Environmental controls on the distribution and diversity of lentic Chironomidae (Insecta: Diptera) across an altitudinal gradient in tropical South America

Abstract

To predict the response of aquatic ecosystems to future global climate change, data on the ecology and distribution of keystone groups in freshwater ecosystems are needed. In contrast to mid- and high-latitude zones, such data are scarce across tropical South America (Neotropics). We present the distribution and diversity of chironomid species using surface sediments of 59 lakes from the Andes to the Amazon (0.1-17°S and 64-78°W) within the Neotropics. We assess the spatial variation in community assemblages and identify the key variables influencing the distributional patterns. The relationships between environmental variables (pH, conductivity, depth, and sediment organic content), climatic data, and chironomid assemblages were assessed using multivariate statistics (detrended correspondence analysis and canonical correspondence analysis). Climatic parameters (temperature and precipitation) were most significant in describing the variance in chironomid assemblages. Temperature and precipitation are both predicted to change under future climate change scenarios in the tropical Andes. Our findings suggest taxa of Orthocladiinae, which show a preference to cold high-elevation oligotrophic lakes, will likely see range contraction under future anthropogenic-induced climate change. Taxa abundant in areas of high precipitation, such as Micropsectra and Phaenopsectra, will likely become restricted to the inner tropical Andes, as the outer tropical Andes become drier. The sensitivity of chironomids to climate parameters makes them important bio-indicators of regional climate change in the Neotropics. Furthermore, the distribution of chironomid taxa presented here is a vital first step toward providing urgently needed autecological data for interpreting fossil chironomid records of past ecological and climate change from the tropical Andes.

Keywords: Andes; chironomids; climate change; diversity; lakes.

Figure 1

Map of South America showing the extent of the study sites. Studied lakes are in the eastern inner and outer Neotropics between 0 and 17°S and 150 and 4655 m a.s.l. White circles denote study lakes from the Andes to lowland Amazonia.

Figure 2

Subfossil larval remains of Chironomini from tropical South America. (A) Chironomini type I; (B) Chironomini type II; (C) Cladopelma type I; (D) Reithia/Pseudochironomus.

Figure 3

Subfossil larval remains of Tanytarsini from tropical South America. (A) Tanytarsus type I; (B) Tanytarsus type II; (C) Tanytarsus type III.

Figure 4

Subfossil larval remains of Orthocladiinae from tropical South America. (A) Cricotopus/Paratrichocladius type I; (B) Cricotopus/Paratrichocladius type II; (C) Cricotopus/Paratrichocladius type III; (D) Cricotopus/Paratrichocladius type IV; (E) Cricotopus/Paratrichocladius type V; (F) Cricotopus/Paratrichocladius type VI; (G) Cricotopus/Paratrichocladius type VII.

Figure 5

Subfossil larval remains of Tanypodinae from tropical South America. (A) Tanypodinae type I.

Figure 6

Chironomid assemblages for the 59 lakes. Lakes are ordered by mean annual temperature from cold to warm. Lakes are separated every 2°C along the temperature gradient with chironomid taxa shown in order of occurrence.

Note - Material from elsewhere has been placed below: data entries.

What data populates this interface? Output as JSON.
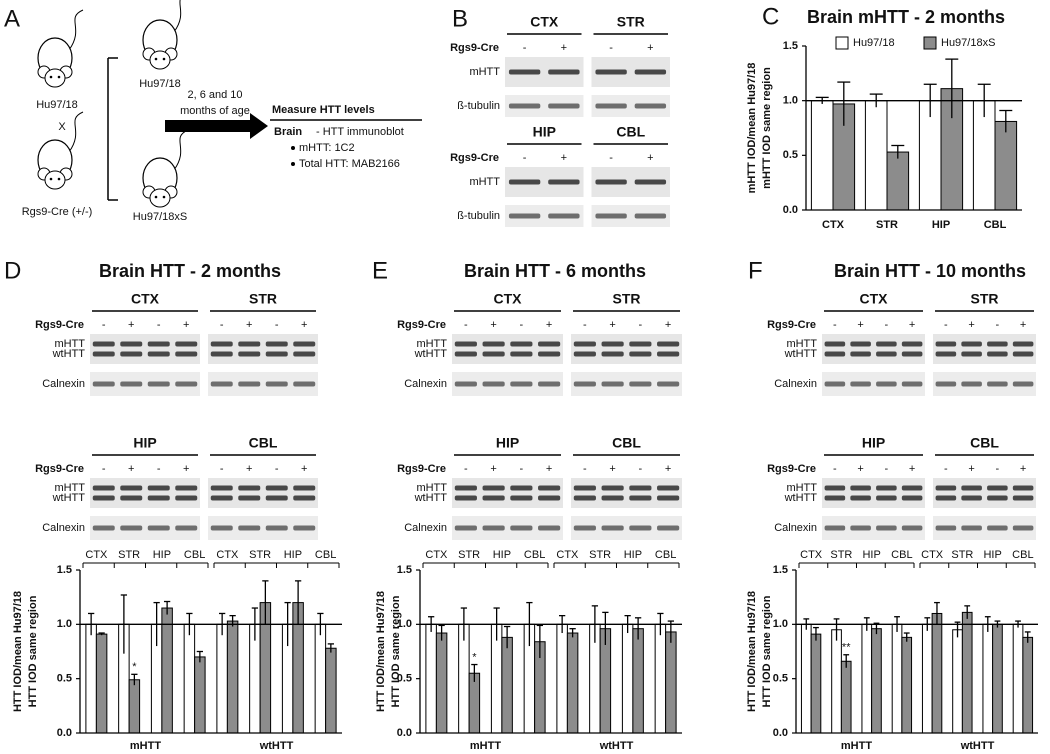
{
  "panel_a": {
    "letter": "A",
    "parent_1": "Hu97/18",
    "cross": "X",
    "parent_2": "Rgs9-Cre (+/-)",
    "offspring_1": "Hu97/18",
    "offspring_2": "Hu97/18xS",
    "age_line_1": "2, 6 and 10",
    "age_line_2": "months of age",
    "heading": "Measure HTT levels",
    "tissue": "Brain",
    "method": "- HTT immunoblot",
    "antibodies": [
      "mHTT: 1C2",
      "Total HTT: MAB2166"
    ]
  },
  "panel_b": {
    "letter": "B",
    "blocks": [
      {
        "regions": [
          "CTX",
          "STR"
        ],
        "genotype_label": "Rgs9-Cre",
        "lanes": [
          "-",
          "+"
        ],
        "band_labels": [
          "mHTT"
        ],
        "loading_label": "ß-tubulin"
      },
      {
        "regions": [
          "HIP",
          "CBL"
        ],
        "genotype_label": "Rgs9-Cre",
        "lanes": [
          "-",
          "+"
        ],
        "band_labels": [
          "mHTT"
        ],
        "loading_label": "ß-tubulin"
      }
    ]
  },
  "blot_panels": [
    {
      "letter": "D",
      "title": "Brain HTT - 2 months",
      "blocks": [
        {
          "regions": [
            "CTX",
            "STR"
          ],
          "genotype_label": "Rgs9-Cre",
          "lanes": [
            "-",
            "+",
            "-",
            "+"
          ],
          "band_labels": [
            "mHTT",
            "wtHTT"
          ],
          "loading_label": "Calnexin"
        },
        {
          "regions": [
            "HIP",
            "CBL"
          ],
          "genotype_label": "Rgs9-Cre",
          "lanes": [
            "-",
            "+",
            "-",
            "+"
          ],
          "band_labels": [
            "mHTT",
            "wtHTT"
          ],
          "loading_label": "Calnexin"
        }
      ]
    },
    {
      "letter": "E",
      "title": "Brain HTT - 6 months",
      "blocks": [
        {
          "regions": [
            "CTX",
            "STR"
          ],
          "genotype_label": "Rgs9-Cre",
          "lanes": [
            "-",
            "+",
            "-",
            "+"
          ],
          "band_labels": [
            "mHTT",
            "wtHTT"
          ],
          "loading_label": "Calnexin"
        },
        {
          "regions": [
            "HIP",
            "CBL"
          ],
          "genotype_label": "Rgs9-Cre",
          "lanes": [
            "-",
            "+",
            "-",
            "+"
          ],
          "band_labels": [
            "mHTT",
            "wtHTT"
          ],
          "loading_label": "Calnexin"
        }
      ]
    },
    {
      "letter": "F",
      "title": "Brain HTT - 10 months",
      "blocks": [
        {
          "regions": [
            "CTX",
            "STR"
          ],
          "genotype_label": "Rgs9-Cre",
          "lanes": [
            "-",
            "+",
            "-",
            "+"
          ],
          "band_labels": [
            "mHTT",
            "wtHTT"
          ],
          "loading_label": "Calnexin"
        },
        {
          "regions": [
            "HIP",
            "CBL"
          ],
          "genotype_label": "Rgs9-Cre",
          "lanes": [
            "-",
            "+",
            "-",
            "+"
          ],
          "band_labels": [
            "mHTT",
            "wtHTT"
          ],
          "loading_label": "Calnexin"
        }
      ]
    }
  ],
  "chart_data": [
    {
      "type": "bar",
      "letter": "C",
      "title": "Brain mHTT - 2 months",
      "ylabel": [
        "mHTT IOD/mean Hu97/18",
        "mHTT IOD same region"
      ],
      "categories": [
        "CTX",
        "STR",
        "HIP",
        "CBL"
      ],
      "series": [
        {
          "name": "Hu97/18",
          "color": "#ffffff",
          "values": [
            1.0,
            1.0,
            1.0,
            1.0
          ],
          "errors": [
            0.03,
            0.06,
            0.15,
            0.15
          ]
        },
        {
          "name": "Hu97/18xS",
          "color": "#8c8c8c",
          "values": [
            0.97,
            0.53,
            1.11,
            0.81
          ],
          "errors": [
            0.2,
            0.06,
            0.27,
            0.1
          ]
        }
      ],
      "ylim": [
        0,
        1.5
      ],
      "yticks": [
        {
          "value": 0,
          "label": "0.0"
        },
        0.5,
        {
          "value": 1,
          "label": "1.0"
        },
        1.5
      ],
      "reference_line": 1
    },
    {
      "type": "bar",
      "ylabel": [
        "HTT IOD/mean Hu97/18",
        "HTT IOD same region"
      ],
      "groups": [
        "mHTT",
        "wtHTT"
      ],
      "categories": [
        "CTX",
        "STR",
        "HIP",
        "CBL",
        "CTX",
        "STR",
        "HIP",
        "CBL"
      ],
      "series": [
        {
          "color": "#ffffff",
          "values": [
            1.0,
            1.0,
            1.0,
            1.0,
            1.0,
            1.0,
            1.0,
            1.0
          ],
          "errors": [
            0.1,
            0.27,
            0.2,
            0.1,
            0.1,
            0.15,
            0.2,
            0.1
          ]
        },
        {
          "color": "#8c8c8c",
          "values": [
            0.91,
            0.49,
            1.15,
            0.7,
            1.03,
            1.2,
            1.2,
            0.78
          ],
          "errors": [
            0.01,
            0.05,
            0.06,
            0.05,
            0.05,
            0.2,
            0.2,
            0.04
          ],
          "significance": [
            null,
            "*",
            null,
            null,
            null,
            null,
            null,
            null
          ]
        }
      ],
      "ylim": [
        0,
        1.5
      ],
      "yticks": [
        {
          "value": 0,
          "label": "0.0"
        },
        0.5,
        {
          "value": 1,
          "label": "1.0"
        },
        1.5
      ],
      "reference_line": 1
    },
    {
      "type": "bar",
      "ylabel": [
        "HTT IOD/mean Hu97/18",
        "HTT IOD same region"
      ],
      "groups": [
        "mHTT",
        "wtHTT"
      ],
      "categories": [
        "CTX",
        "STR",
        "HIP",
        "CBL",
        "CTX",
        "STR",
        "HIP",
        "CBL"
      ],
      "series": [
        {
          "color": "#ffffff",
          "values": [
            1.0,
            1.0,
            1.0,
            1.0,
            1.0,
            1.0,
            1.0,
            1.0
          ],
          "errors": [
            0.07,
            0.15,
            0.15,
            0.2,
            0.08,
            0.17,
            0.08,
            0.1
          ]
        },
        {
          "color": "#8c8c8c",
          "values": [
            0.92,
            0.55,
            0.88,
            0.84,
            0.92,
            0.96,
            0.96,
            0.93
          ],
          "errors": [
            0.07,
            0.08,
            0.1,
            0.15,
            0.04,
            0.15,
            0.1,
            0.1
          ],
          "significance": [
            null,
            "*",
            null,
            null,
            null,
            null,
            null,
            null
          ]
        }
      ],
      "ylim": [
        0,
        1.5
      ],
      "yticks": [
        {
          "value": 0,
          "label": "0.0"
        },
        0.5,
        {
          "value": 1,
          "label": "1.0"
        },
        1.5
      ],
      "reference_line": 1
    },
    {
      "type": "bar",
      "ylabel": [
        "HTT IOD/mean Hu97/18",
        "HTT IOD same region"
      ],
      "groups": [
        "mHTT",
        "wtHTT"
      ],
      "categories": [
        "CTX",
        "STR",
        "HIP",
        "CBL",
        "CTX",
        "STR",
        "HIP",
        "CBL"
      ],
      "series": [
        {
          "color": "#ffffff",
          "values": [
            1.0,
            0.95,
            1.0,
            1.0,
            1.0,
            0.95,
            1.0,
            1.0
          ],
          "errors": [
            0.05,
            0.1,
            0.06,
            0.07,
            0.06,
            0.07,
            0.07,
            0.03
          ]
        },
        {
          "color": "#8c8c8c",
          "values": [
            0.91,
            0.66,
            0.96,
            0.88,
            1.1,
            1.11,
            1.0,
            0.88
          ],
          "errors": [
            0.06,
            0.06,
            0.05,
            0.04,
            0.1,
            0.06,
            0.03,
            0.05
          ],
          "significance": [
            null,
            "**",
            null,
            null,
            null,
            null,
            null,
            null
          ]
        }
      ],
      "ylim": [
        0,
        1.5
      ],
      "yticks": [
        {
          "value": 0,
          "label": "0.0"
        },
        0.5,
        {
          "value": 1,
          "label": "1.0"
        },
        1.5
      ],
      "reference_line": 1
    }
  ]
}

Only taxa present in more than two lakes are shown.

Figure 7

Relative percentage of the chironomid assemblages divided by subfamily (Orthocladiinae, Tanypodinae, and Chironominae), Chironominae is further divided into two tribes, Tanytarsini and Chironomini. The lakes are grouped into elevation bins of 500 m up to lakes >4000 m a.s.l.

Figure 8

Chironomid taxon richness and evenness. (A) Rarefied taxon richness was estimated using count sizes of 23 (minimum count in the dataset). (B) Richness estimator (ACE) using rare individuals only (occurred in <10 lakes). (C) Simpson 1/D divided by the number of species was used as an independent measure of evenness to separate the signal from the richness estimates. Sample errors are 95% confidence intervals.

Figure 9

Canonical correspondence analysis (CCA) biplot of the nine explanatory variables once those with a VIF >20 were removed (i.e., Elevation and Longitude), study sites and chironomid taxa. Circles denote study sites; white triangles indicate the location of taxa. Biomes have been included as nominal variables. B1 = tropical/subtropical grass savannah‐shrubland, B2 = tropical/subtropical moist broadleaf forest, B4 = montane grass and shrub land. Only one lake occurs in B3 (tropical/subtropical dry broadleaf forest) and so its occurrence within the ordination space cannot be inferred, Biome 3 is excluded as a nominal variable.